City needs to enforce its truck routes
Nov 25, 2014 | 6692 views | 0 0 comments | 41 41 recommendations | email to a friend | print
Last week on Grand Avenue, the Maspeth community was given a costly reminder as to why Grand Avenue has been, at least in theory, removed from the Department of Transportation’s official truck route map for New York City.

While a Parks Department vehicle was stationary on Grand Avenue, a tractor-trailer rounded the corner of 72nd Street, and without the driver realizing it the two trucks came into contact with one another causing the Parks Department truck to flip over on its side.

The fact of the matter is that this accident, which caused traffic to back up for several hours on the thoroughfare, never should have happened. The driver of the tractor-trailer never should have been there in the first place.

While Grand Avenue is a main street that connects Brooklyn and Queens and at some points runs through heavily industrialized areas, the section of the avenue that traverses the Maspeth commercial corridor is not one of those areas.

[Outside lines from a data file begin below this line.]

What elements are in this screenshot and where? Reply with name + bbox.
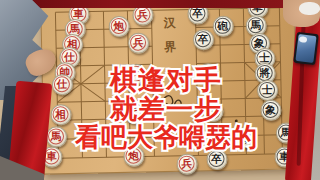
video-thumbnail: 汉 界 車馬相仕帥仕相馬車炮炮兵兵兵兵兵卒卒卒卒卒砲砲車馬象士將士象馬車 棋逢对… [0, 0, 320, 180]
piece-character: 士 [262, 80, 273, 99]
piece-character: 卒 [198, 29, 209, 48]
opponent-sleeve [299, 2, 320, 15]
smartphone [293, 32, 319, 65]
piece-red-soldier[interactable]: 兵 [127, 32, 148, 53]
piece-character: 砲 [217, 16, 228, 35]
red-tablecloth-top-edge [30, 0, 320, 8]
piece-black-cannon[interactable]: 砲 [212, 15, 233, 36]
river-label-han: 汉 [161, 15, 177, 31]
piece-black-elephant[interactable]: 象 [260, 99, 281, 120]
piece-red-horse[interactable]: 馬 [45, 126, 66, 147]
piece-black-advisor[interactable]: 士 [256, 79, 277, 100]
piece-character: 車 [46, 146, 57, 165]
piece-character: 兵 [133, 33, 144, 52]
piece-character: 炮 [113, 16, 124, 35]
piece-character: 相 [55, 104, 66, 123]
piece-character: 馬 [250, 15, 261, 34]
piece-character: 馬 [51, 126, 62, 145]
piece-character: 兵 [181, 154, 192, 173]
piece-red-soldier[interactable]: 兵 [176, 153, 197, 174]
caption-line-3: 看吧大爷嘚瑟的 [66, 120, 266, 155]
river-label-jie: 界 [162, 39, 178, 55]
piece-black-soldier[interactable]: 卒 [192, 29, 213, 50]
piece-red-cannon[interactable]: 炮 [108, 15, 129, 36]
piece-character: 象 [265, 100, 276, 119]
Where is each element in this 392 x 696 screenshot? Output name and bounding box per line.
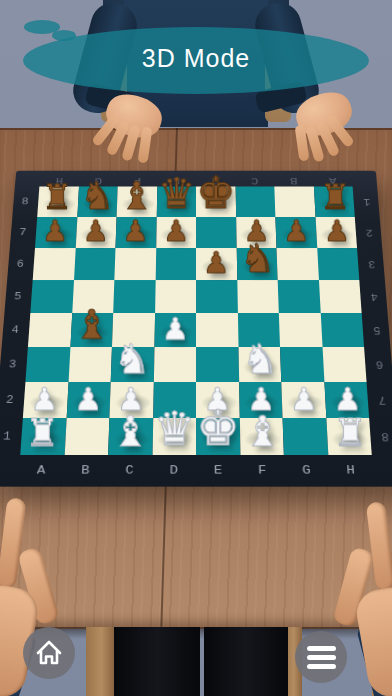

While it is understandable that the local businesses on the Maspeth commercial corridor are in need of resupply, and there will always been some level of trucking traversing the neighborhood, there’s not reason why a full-sized tractor-trailer needs to be making a tricky turn from 72nd Street onto Grand Avenue.

In fact, illegal truck traffic is a problem in communities across the city, with drivers skirting truck routes in favor of shortcuts down residential streets that weren't designed to handle the big loads. The city needs to do more to enforce its truck routes. They are in place for a reason.